Meski begitu, saat ini penghinaan kadang dianggap sebagai salah satu bentuk ekspresi menyampaikan kritik. Menurut Ivan, jika seseorang bermaksud mengkritik, maka yang dinilai adalah substansi kinerja presiden atau wapres. Sedangkan jika disampaikan dengan cara yang tidak baik ataupun hal lain yang tidak ada kaitannya dengan hal tersebut, maka sebagian besar itu dapat dikategorikan adalah penghinaan. 

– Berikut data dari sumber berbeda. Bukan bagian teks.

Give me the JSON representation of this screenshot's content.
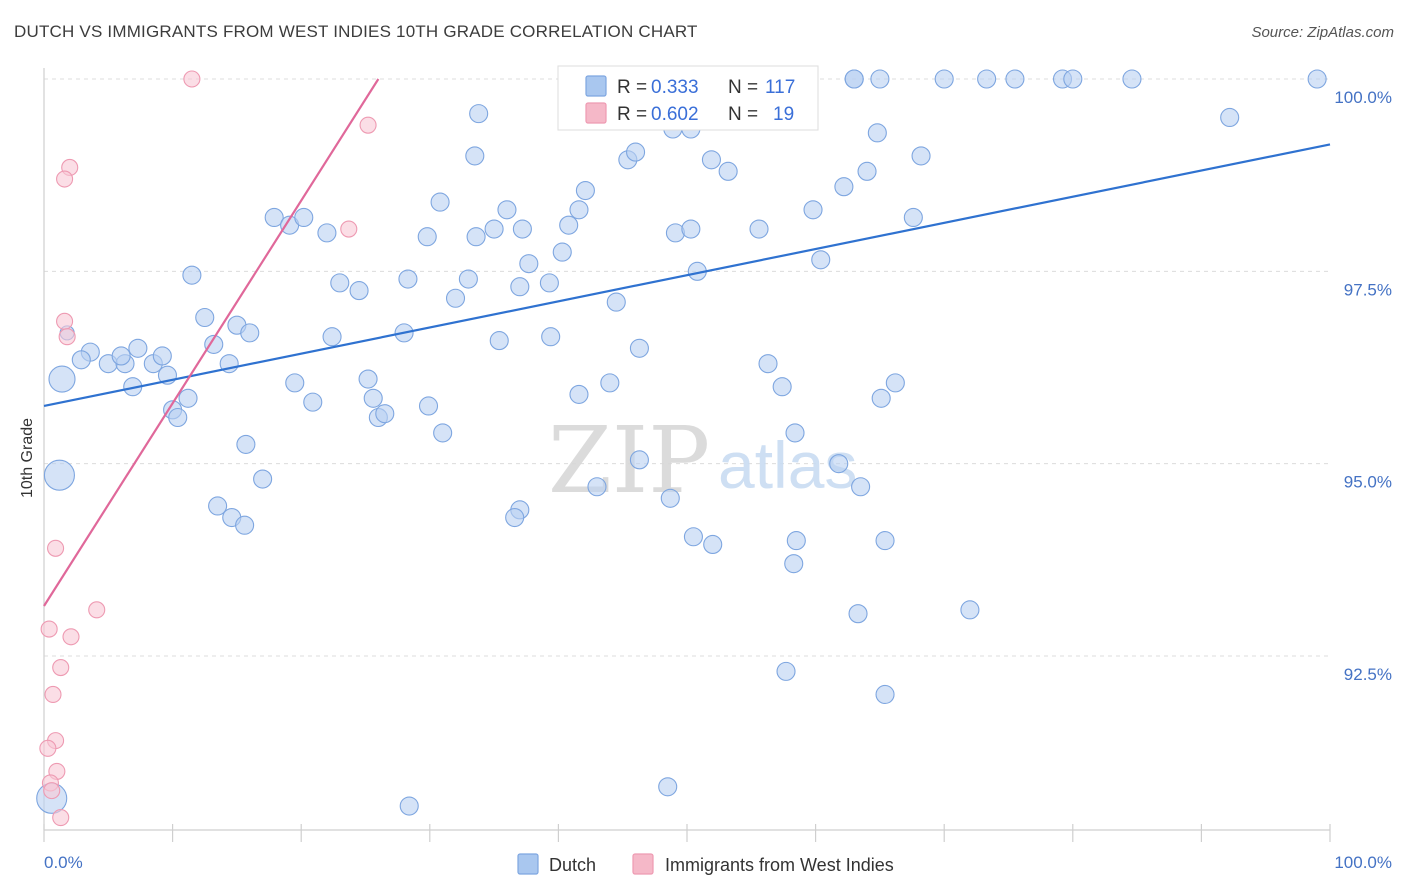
{
  "chart_data": {
    "type": "scatter",
    "title": "DUTCH VS IMMIGRANTS FROM WEST INDIES 10TH GRADE CORRELATION CHART",
    "source": "Source: ZipAtlas.com",
    "ylabel": "10th Grade",
    "xlabel": "",
    "xlim": [
      0,
      100
    ],
    "ylim": [
      90.1,
      100.4
    ],
    "x_tick_labels": [
      "0.0%",
      "100.0%"
    ],
    "y_ticks": [
      {
        "value": 100.0,
        "label": "100.0%"
      },
      {
        "value": 97.5,
        "label": "97.5%"
      },
      {
        "value": 95.0,
        "label": "95.0%"
      },
      {
        "value": 92.5,
        "label": "92.5%"
      }
    ],
    "legend": [
      {
        "r_label": "R =",
        "r": "0.333",
        "n_label": "N =",
        "n": "117",
        "color": "#a9c7ef"
      },
      {
        "r_label": "R =",
        "r": "0.602",
        "n_label": "N =",
        "n": "19",
        "color": "#f5b8c8"
      }
    ],
    "watermark": {
      "zip": "ZIP",
      "atlas": "atlas"
    },
    "series": [
      {
        "name": "Dutch",
        "color": "#7ea6e0",
        "fill": "#b9d1f1",
        "line_color": "#2f72d0",
        "trend": {
          "x": [
            0,
            100
          ],
          "y": [
            95.75,
            99.15
          ]
        },
        "points": [
          [
            1.4,
            96.1,
            26
          ],
          [
            1.2,
            94.85,
            30
          ],
          [
            0.6,
            90.65,
            30
          ],
          [
            1.8,
            96.7,
            14
          ],
          [
            3.6,
            96.45,
            18
          ],
          [
            2.9,
            96.35,
            18
          ],
          [
            5.0,
            96.3,
            18
          ],
          [
            6.3,
            96.3,
            18
          ],
          [
            6.9,
            96.0,
            18
          ],
          [
            8.5,
            96.3,
            18
          ],
          [
            6.0,
            96.4,
            18
          ],
          [
            7.3,
            96.5,
            18
          ],
          [
            9.2,
            96.4,
            18
          ],
          [
            9.6,
            96.15,
            18
          ],
          [
            10.0,
            95.7,
            18
          ],
          [
            11.2,
            95.85,
            18
          ],
          [
            10.4,
            95.6,
            18
          ],
          [
            12.5,
            96.9,
            18
          ],
          [
            11.5,
            97.45,
            18
          ],
          [
            14.4,
            96.3,
            18
          ],
          [
            13.2,
            96.55,
            18
          ],
          [
            15.0,
            96.8,
            18
          ],
          [
            16.0,
            96.7,
            18
          ],
          [
            15.7,
            95.25,
            18
          ],
          [
            17.0,
            94.8,
            18
          ],
          [
            13.5,
            94.45,
            18
          ],
          [
            14.6,
            94.3,
            18
          ],
          [
            15.6,
            94.2,
            18
          ],
          [
            17.9,
            98.2,
            18
          ],
          [
            19.1,
            98.1,
            18
          ],
          [
            20.2,
            98.2,
            18
          ],
          [
            22.0,
            98.0,
            18
          ],
          [
            23.0,
            97.35,
            18
          ],
          [
            24.5,
            97.25,
            18
          ],
          [
            22.4,
            96.65,
            18
          ],
          [
            25.2,
            96.1,
            18
          ],
          [
            19.5,
            96.05,
            18
          ],
          [
            20.9,
            95.8,
            18
          ],
          [
            26.0,
            95.6,
            18
          ],
          [
            25.6,
            95.85,
            18
          ],
          [
            26.5,
            95.65,
            18
          ],
          [
            28.0,
            96.7,
            18
          ],
          [
            28.3,
            97.4,
            18
          ],
          [
            29.8,
            97.95,
            18
          ],
          [
            30.8,
            98.4,
            18
          ],
          [
            32.0,
            97.15,
            18
          ],
          [
            29.9,
            95.75,
            18
          ],
          [
            31.0,
            95.4,
            18
          ],
          [
            33.0,
            97.4,
            18
          ],
          [
            33.6,
            97.95,
            18
          ],
          [
            35.4,
            96.6,
            18
          ],
          [
            35.0,
            98.05,
            18
          ],
          [
            36.0,
            98.3,
            18
          ],
          [
            37.2,
            98.05,
            18
          ],
          [
            37.0,
            97.3,
            18
          ],
          [
            37.7,
            97.6,
            18
          ],
          [
            39.3,
            97.35,
            18
          ],
          [
            39.4,
            96.65,
            18
          ],
          [
            40.3,
            97.75,
            18
          ],
          [
            40.8,
            98.1,
            18
          ],
          [
            41.6,
            98.3,
            18
          ],
          [
            42.1,
            98.55,
            18
          ],
          [
            41.6,
            95.9,
            18
          ],
          [
            44.0,
            96.05,
            18
          ],
          [
            44.5,
            97.1,
            18
          ],
          [
            46.3,
            96.5,
            18
          ],
          [
            33.5,
            99.0,
            18
          ],
          [
            33.8,
            99.55,
            18
          ],
          [
            42.8,
            99.6,
            18
          ],
          [
            45.4,
            98.95,
            18
          ],
          [
            46.0,
            99.05,
            18
          ],
          [
            47.5,
            100.0,
            18
          ],
          [
            49.1,
            98.0,
            18
          ],
          [
            50.3,
            98.05,
            18
          ],
          [
            50.8,
            97.5,
            18
          ],
          [
            48.9,
            99.35,
            18
          ],
          [
            50.3,
            99.35,
            18
          ],
          [
            51.9,
            98.95,
            18
          ],
          [
            53.2,
            98.8,
            18
          ],
          [
            55.6,
            98.05,
            18
          ],
          [
            56.3,
            96.3,
            18
          ],
          [
            57.4,
            96.0,
            18
          ],
          [
            58.4,
            95.4,
            18
          ],
          [
            59.8,
            98.3,
            18
          ],
          [
            60.4,
            97.65,
            18
          ],
          [
            62.2,
            98.6,
            18
          ],
          [
            63.0,
            100.0,
            18
          ],
          [
            64.0,
            98.8,
            18
          ],
          [
            64.8,
            99.3,
            18
          ],
          [
            65.0,
            100.0,
            18
          ],
          [
            65.1,
            95.85,
            18
          ],
          [
            66.2,
            96.05,
            18
          ],
          [
            68.2,
            99.0,
            18
          ],
          [
            67.6,
            98.2,
            18
          ],
          [
            70.0,
            100.0,
            18
          ],
          [
            73.3,
            100.0,
            18
          ],
          [
            75.5,
            100.0,
            18
          ],
          [
            79.2,
            100.0,
            18
          ],
          [
            80.0,
            100.0,
            18
          ],
          [
            84.6,
            100.0,
            18
          ],
          [
            92.2,
            99.5,
            18
          ],
          [
            99.0,
            100.0,
            18
          ],
          [
            63.0,
            100.0,
            18
          ],
          [
            43.0,
            94.7,
            18
          ],
          [
            37.0,
            94.4,
            18
          ],
          [
            36.6,
            94.3,
            18
          ],
          [
            46.3,
            95.05,
            18
          ],
          [
            48.7,
            94.55,
            18
          ],
          [
            50.5,
            94.05,
            18
          ],
          [
            52.0,
            93.95,
            18
          ],
          [
            58.5,
            94.0,
            18
          ],
          [
            61.8,
            95.0,
            18
          ],
          [
            63.5,
            94.7,
            18
          ],
          [
            65.4,
            94.0,
            18
          ],
          [
            58.3,
            93.7,
            18
          ],
          [
            63.3,
            93.05,
            18
          ],
          [
            72.0,
            93.1,
            18
          ],
          [
            57.7,
            92.3,
            18
          ],
          [
            65.4,
            92.0,
            18
          ],
          [
            28.4,
            90.55,
            18
          ],
          [
            48.5,
            90.8,
            18
          ]
        ]
      },
      {
        "name": "Immigrants from West Indies",
        "color": "#ee9ab2",
        "fill": "#f8c8d6",
        "line_color": "#e0689a",
        "trend": {
          "x": [
            0,
            26
          ],
          "y": [
            93.15,
            100.0
          ]
        },
        "points": [
          [
            11.5,
            100.0,
            16
          ],
          [
            25.2,
            99.4,
            16
          ],
          [
            2.0,
            98.85,
            16
          ],
          [
            1.6,
            98.7,
            16
          ],
          [
            23.7,
            98.05,
            16
          ],
          [
            1.6,
            96.85,
            16
          ],
          [
            1.8,
            96.65,
            16
          ],
          [
            0.9,
            93.9,
            16
          ],
          [
            4.1,
            93.1,
            16
          ],
          [
            0.4,
            92.85,
            16
          ],
          [
            2.1,
            92.75,
            16
          ],
          [
            1.3,
            92.35,
            16
          ],
          [
            0.7,
            92.0,
            16
          ],
          [
            0.9,
            91.4,
            16
          ],
          [
            0.3,
            91.3,
            16
          ],
          [
            1.0,
            91.0,
            16
          ],
          [
            0.5,
            90.85,
            16
          ],
          [
            0.6,
            90.75,
            16
          ],
          [
            1.3,
            90.4,
            16
          ]
        ]
      }
    ]
  }
}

“Banyak sekali saat ini anekdot dan gambar-gambar di media sosial saat ini yang merendahkan presiden, secara filosofis orang berekspresi itu harus dibatasi, agar bentuk kritikan itu tidak jatuhnya menjadi negatif (penghinaan),” terangnya.

UU MD3, Kebutuhan atau Kepentingan?

Permasalahan hukum tak hanya satu atau dua, hal kontroversi lainnya ialah tentang revisi Undang-Undang MPR, DPR, DPD, dan DPRD atau disingkat UU MD3. Sama halnya dengan pasal penghinaan presiden, pro dan kontra juga mengiringi adanya revisi UU MD3.

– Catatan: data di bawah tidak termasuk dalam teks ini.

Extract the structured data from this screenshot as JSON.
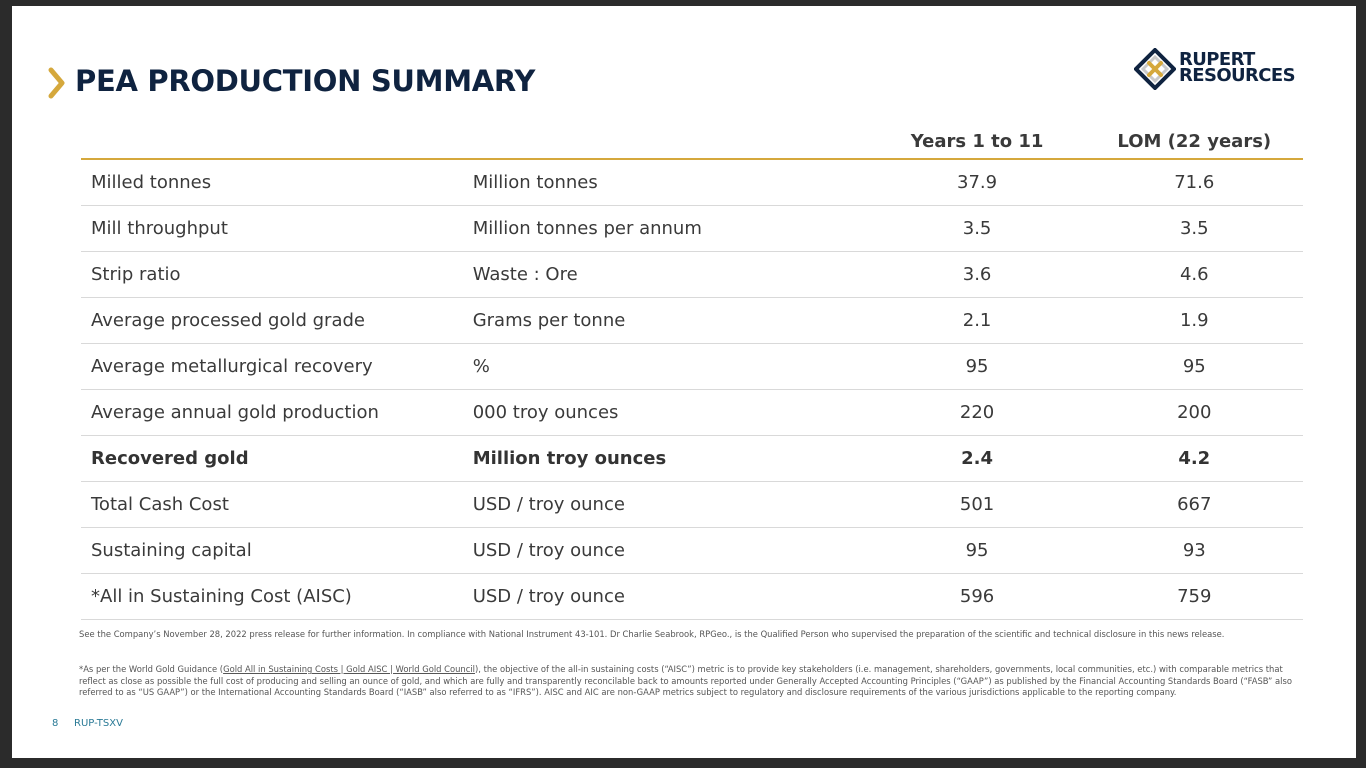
{
  "slide": {
    "title": "PEA PRODUCTION SUMMARY",
    "logo": {
      "line1": "RUPERT",
      "line2": "RESOURCES"
    },
    "colors": {
      "navy": "#0f2340",
      "gold": "#d5a83c",
      "teal": "#2a7a96"
    },
    "icons": {
      "title_marker": "chevron-right-icon",
      "logo_mark": "rupert-logo-icon"
    }
  },
  "table": {
    "headers": [
      "",
      "",
      "Years 1 to 11",
      "LOM (22 years)"
    ],
    "rows": [
      {
        "label": "Milled tonnes",
        "unit": "Million tonnes",
        "y1_11": "37.9",
        "lom": "71.6",
        "bold": false
      },
      {
        "label": "Mill throughput",
        "unit": "Million tonnes per annum",
        "y1_11": "3.5",
        "lom": "3.5",
        "bold": false
      },
      {
        "label": "Strip ratio",
        "unit": "Waste : Ore",
        "y1_11": "3.6",
        "lom": "4.6",
        "bold": false
      },
      {
        "label": "Average processed gold grade",
        "unit": "Grams per tonne",
        "y1_11": "2.1",
        "lom": "1.9",
        "bold": false
      },
      {
        "label": "Average metallurgical recovery",
        "unit": "%",
        "y1_11": "95",
        "lom": "95",
        "bold": false
      },
      {
        "label": "Average annual gold production",
        "unit": "000 troy ounces",
        "y1_11": "220",
        "lom": "200",
        "bold": false
      },
      {
        "label": "Recovered gold",
        "unit": "Million troy ounces",
        "y1_11": "2.4",
        "lom": "4.2",
        "bold": true
      },
      {
        "label": "Total Cash Cost",
        "unit": "USD / troy ounce",
        "y1_11": "501",
        "lom": "667",
        "bold": false
      },
      {
        "label": "Sustaining capital",
        "unit": "USD / troy ounce",
        "y1_11": "95",
        "lom": "93",
        "bold": false
      },
      {
        "label": "*All in Sustaining Cost (AISC)",
        "unit": "USD / troy ounce",
        "y1_11": "596",
        "lom": "759",
        "bold": false
      }
    ]
  },
  "notes": {
    "note1": "See the Company’s November 28, 2022 press release for further information. In compliance with National Instrument 43-101. Dr Charlie Seabrook, RPGeo., is the Qualified Person who supervised the preparation of the scientific and technical disclosure in this news release.",
    "note2_prefix": "*As per the World Gold Guidance (",
    "note2_link": "Gold All in Sustaining Costs | Gold AISC | World Gold Council",
    "note2_suffix": "), the objective of the all-in sustaining costs (“AISC”) metric is to provide key stakeholders (i.e. management, shareholders, governments, local communities, etc.) with comparable metrics that reflect as close as possible the full cost of producing and selling an ounce of gold, and which are fully and transparently reconcilable back to amounts reported under Generally Accepted Accounting Principles (“GAAP”) as published by the Financial Accounting Standards Board (“FASB” also referred to as “US GAAP”) or the International Accounting Standards Board (“IASB” also referred to as “IFRS”). AISC and AIC are non-GAAP metrics subject to regulatory and disclosure requirements of the various jurisdictions applicable to the reporting company."
  },
  "footer": {
    "page_number": "8",
    "ticker": "RUP-TSXV"
  }
}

Adanya revisi ini, dinilai akan menjadikan pemangku kekuasaan akan menjadi kebal dan anti terhadap kritik, terlebih terhadap pasal di dalamnya yang memberikan kewenangan atau otoritas kepada Mahkamah Kehormatan Dewan (MKD) untuk mengambil langkah hukum terhadap pihak yang dianggap merendahkan kehormatan DPR.

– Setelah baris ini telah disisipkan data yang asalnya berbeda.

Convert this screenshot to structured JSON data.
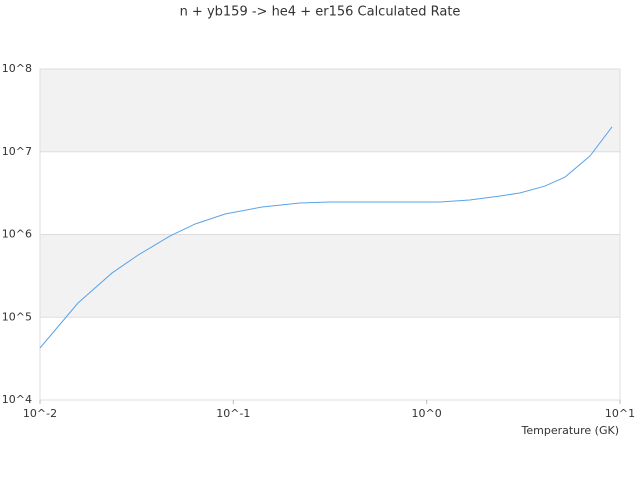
{
  "chart_data": {
    "type": "line",
    "title": "n + yb159 -> he4 + er156 Calculated Rate",
    "x_label": "Temperature (GK)",
    "x": [
      0.01,
      0.0157,
      0.0236,
      0.0322,
      0.0471,
      0.0635,
      0.0906,
      0.141,
      0.221,
      0.315,
      1.17,
      1.67,
      2.4,
      3.03,
      4.09,
      5.2,
      7.0,
      9.1
    ],
    "series": [
      {
        "color": "#5aa3e8",
        "values": [
          42500,
          148000,
          343000,
          565000,
          960000,
          1340000,
          1770000,
          2150000,
          2400000,
          2470000,
          2470000,
          2610000,
          2920000,
          3170000,
          3850000,
          4950000,
          8900000,
          20000000
        ]
      }
    ],
    "log_x": true,
    "log_y": true,
    "xlim": [
      0.01,
      10
    ],
    "ylim": [
      10000,
      100000000
    ],
    "xticks": [
      {
        "value": 0.01,
        "label": "10^-2"
      },
      {
        "value": 0.1,
        "label": "10^-1"
      },
      {
        "value": 1,
        "label": "10^0"
      },
      {
        "value": 10,
        "label": "10^1"
      }
    ],
    "yticks": [
      {
        "value": 10000,
        "label": "10^4"
      },
      {
        "value": 100000,
        "label": "10^5"
      },
      {
        "value": 1000000,
        "label": "10^6"
      },
      {
        "value": 10000000,
        "label": "10^7"
      },
      {
        "value": 100000000,
        "label": "10^8"
      }
    ],
    "grid": true
  }
}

Banyak suara yang menentang adanya kebijakan ini, salah satunya di Samarinda. Mahasiswa yang tergabung dalam Gerakan Mahasiswa Pejuang Demokrasi Kaltim (GMPDK) menggelar aksi Senin (26/2) kemarin. Dengan merangkul seluruh mahasiswa di Samarinda, mereka melancarkan titik aksi di Gedung DPRD Kaltim. Mirisnya, aksi yang dilaksanakan ini berakhir tidak kondusif, bahkan terkesan ricuh.

Namun suara lain datang dari Ketua Badan Legislasi DPR Supratman, dilansir melalui laman bbc.com, ia menganggap bahwa pasal ini bukan untuk memberikan batasan atau ruang kepada DPR untuk menjadi anti kritik, namun untuk menjaga martabat negara.

Abdul Hamid, salah satu mahasiswa Fakultas Hukum menilai bahwa dari segi manfaat, sejatinya UU dibuat untuk rakyat. Artinya, jika substansial UU MD3 ridak merugikan masyarakat, maka ia merasa tidak ada yang perlu dipersoalkan. Meski begitu, ia merasa ada beberapa pasal yang terkesan menjadi pelindung bagi oknum di DPR.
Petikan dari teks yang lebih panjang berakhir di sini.